After a time, Amul tired of her staring and disappeared into the crowd. The moment she was gone, Web’s itching reasserted itself. In order to ignore it, she narrowed her eyes to slits to concentrate on the weave of the mesh that had protected her face and head from the swarming spring flies during her time in the pit.

   Her mother had woven the ceremonial cap from juncus grass, spending hours wrapping and stitching to create a piece every bit as beautiful as the baskets she made to trade. Woven into the coils was a unique design of frogs and ducks. The animals had been sacred to their sh’mulq since the dawn of time when First Ancestor had seen fit to give certain women of her mother’s line webbed hands–hands like Web’s–where flaps of skin grew up to the first joints of each finger. Web had been named for her hands. Before her, the last one so endowed was her mother’s grand-mother. Yet, despite the many stories of Great-Grandmother’s abilities as a healer and maker of baskets so beautiful that even the warlike Quechan people came under the flag of truce to Hawi to trade for them and despite her mother’s exhortations to be proud of her hands, Amul’s teasing and the stares she drew whenever the people of Hawi traveled to other Kumeyaay villages made Web self-conscious of her hands.

   One of the elders of her father’s sib now stepped out of the group dancing a shuffling circle around the pit and launched into a harangue about the responsibilities the roasting girls must assume as adult members of the Hawi band. Web tried hard to be attentive, but she was too tired and uncomfortable to absorb much. So many must-nots. So much to remember. How can I ever live up to the expectations of my parents and my band?

   The delectable perfume of roasting haakwal lizard, her favorite, assailed her nostrils.

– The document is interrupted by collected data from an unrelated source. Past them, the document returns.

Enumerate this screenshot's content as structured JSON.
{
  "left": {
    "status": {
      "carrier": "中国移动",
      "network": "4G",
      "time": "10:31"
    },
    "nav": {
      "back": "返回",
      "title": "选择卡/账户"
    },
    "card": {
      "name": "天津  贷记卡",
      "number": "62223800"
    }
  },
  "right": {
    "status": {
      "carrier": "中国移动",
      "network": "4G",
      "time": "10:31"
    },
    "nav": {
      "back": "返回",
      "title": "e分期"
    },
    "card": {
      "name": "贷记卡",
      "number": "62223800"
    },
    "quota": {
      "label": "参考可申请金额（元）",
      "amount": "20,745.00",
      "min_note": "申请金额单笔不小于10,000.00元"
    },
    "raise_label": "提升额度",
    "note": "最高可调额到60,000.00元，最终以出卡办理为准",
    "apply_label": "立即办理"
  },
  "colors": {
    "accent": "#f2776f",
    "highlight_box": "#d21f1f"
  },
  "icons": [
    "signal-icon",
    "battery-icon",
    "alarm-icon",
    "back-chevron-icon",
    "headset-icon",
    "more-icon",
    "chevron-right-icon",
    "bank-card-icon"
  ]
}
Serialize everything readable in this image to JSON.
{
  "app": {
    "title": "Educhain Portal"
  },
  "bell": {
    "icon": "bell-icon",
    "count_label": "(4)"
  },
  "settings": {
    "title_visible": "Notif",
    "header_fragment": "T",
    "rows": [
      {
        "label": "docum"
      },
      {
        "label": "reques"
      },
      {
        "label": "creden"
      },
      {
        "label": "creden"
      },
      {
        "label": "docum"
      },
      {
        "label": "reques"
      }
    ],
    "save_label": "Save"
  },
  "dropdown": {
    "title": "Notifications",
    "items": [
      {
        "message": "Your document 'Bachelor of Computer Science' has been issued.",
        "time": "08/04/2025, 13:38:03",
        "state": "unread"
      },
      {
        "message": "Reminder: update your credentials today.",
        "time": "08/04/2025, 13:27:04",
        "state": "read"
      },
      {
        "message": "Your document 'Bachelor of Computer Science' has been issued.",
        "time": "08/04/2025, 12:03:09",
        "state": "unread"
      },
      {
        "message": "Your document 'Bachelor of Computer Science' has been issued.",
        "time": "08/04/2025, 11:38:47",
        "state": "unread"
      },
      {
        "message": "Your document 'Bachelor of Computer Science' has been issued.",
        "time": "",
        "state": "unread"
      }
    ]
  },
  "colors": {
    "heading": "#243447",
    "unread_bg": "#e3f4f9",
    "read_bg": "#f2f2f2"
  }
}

In the last three days she had been allowed to eat only a cup of shawii acorn mush at those times she had been allowed to leave the pit so that the cooling rocks could be replaced with hot ones. Now that her monthly courses had begun, she must not eat meat or fish or salt for at least one moon; longer if she intended to follow the tradition of the women of her mother’s sh’mulq. She knew her mother expected a longer period of abstention, but at that moment, Web could not imagine another hour without a taste of haakwal, let alone a full moon cycle.

   Steady pressure against her right arm broke through her thoughts. Mishtai had given in to the exhaustion of three days without sleep.

   “Mishtai,” Web hissed softly without moving her lips. “Wake up.”

   Her friend did not respond.

   Cognizant of the consequences to Mishtai if someone caught her sleeping, Web checked to be sure no one was paying attention before inching her covered hand slowly toward her friend, praying no one would notice the barely perceptible ripple in the layer of grass.

   At that moment, the dancers parted to reveal Amul watching her with unblinking eyes. The sight stopped Web’s hand. Pact or not, she refused to give Amul the pleasure of being the one to catch her breaking the rules of initiation.

   Suddenly Mishtai snorted and jerked upright, convulsing the entire covering of grass. Instantly the presiding shaman leaped to the side of the pit and launched into a tirade aimed at the offending girl. Disgust painted the faces of the members of Mishtai’s extended family, standing with her dismayed parents.

   Throughout the harangue, Mishtai kept her eyes lowered and barely breathed. After the priest finished and the adults went back to their dancing, she murmured a hurt, “You promised” to Web.

Web could think of nothing to say that would satisfy the embarrassed Mishtai, especially with Amul still watching her every move. She kept her eyes on the lengthening shadow of the closest ‘aanall mesquite. The roasting would end at sunset. This close to the end, perhaps the adults would not hold Mishtai’s slip against her for long. Perhaps she could claim she too had nodded off momentarily. Would a lie help, or make the situation worse?

   She hoped the right answer would come to her before they were lifted out of the pit for the last time.

   After what seemed an eternity, the singing stopped, leaving a gap of deafening silence. The priest signaled the girls’ mothers and aunts forward. While the women rolled back the pit covering, Web leaned toward Mishtai and whispered, “I didn’t see you until it was too late.”

   “Don’t lie,” Mishtai said coldly. “I can always tell when you don’t speak the truth.”

   “But, I–”

   Her mother’s touch cut off Web’s protest. Mother and two aunts helped her out of the pit. “Oh, my daughter, you have made me so proud. Now you are a woman,” her mother said, removing the basket cap and smoothing Web’s long hair. Prior to the ceremony, she had cut her daughter’s bangs just above her eyebrows in the style of the adult women of the people. Now she cupped Web’s cheek and gave her a tremulous smile full of the emotion she did not voice.

   “Not quite yet, my sister,” said Web’s aunt, Button Cactus. “We must first give her the tattoo marks of a woman and then the priest will lead her to the holy place.”

   “The marking will hurt, my child, but you must not cry out,” her mother whispered. “Remember what I have taught you.”

   Web nodded, sucked in a breath to steel herself against the pain to come and allowed her mother’s sisters to lead her to a small boulder. Button Cactus, as the eldest, waved for Web to sit, then took charge. After a quick glance at the prickly-pear cactus thorns, laid out in a row next to the sticks of charcoal, Web closed her eyes, took several deep breaths and retreated to the quiet place within her as her mother had taught. She was only partially aware of the thorns puncturing the skin of her chin and of charcoal being rubbed into the wounds until her mother announced, “Stand, child.”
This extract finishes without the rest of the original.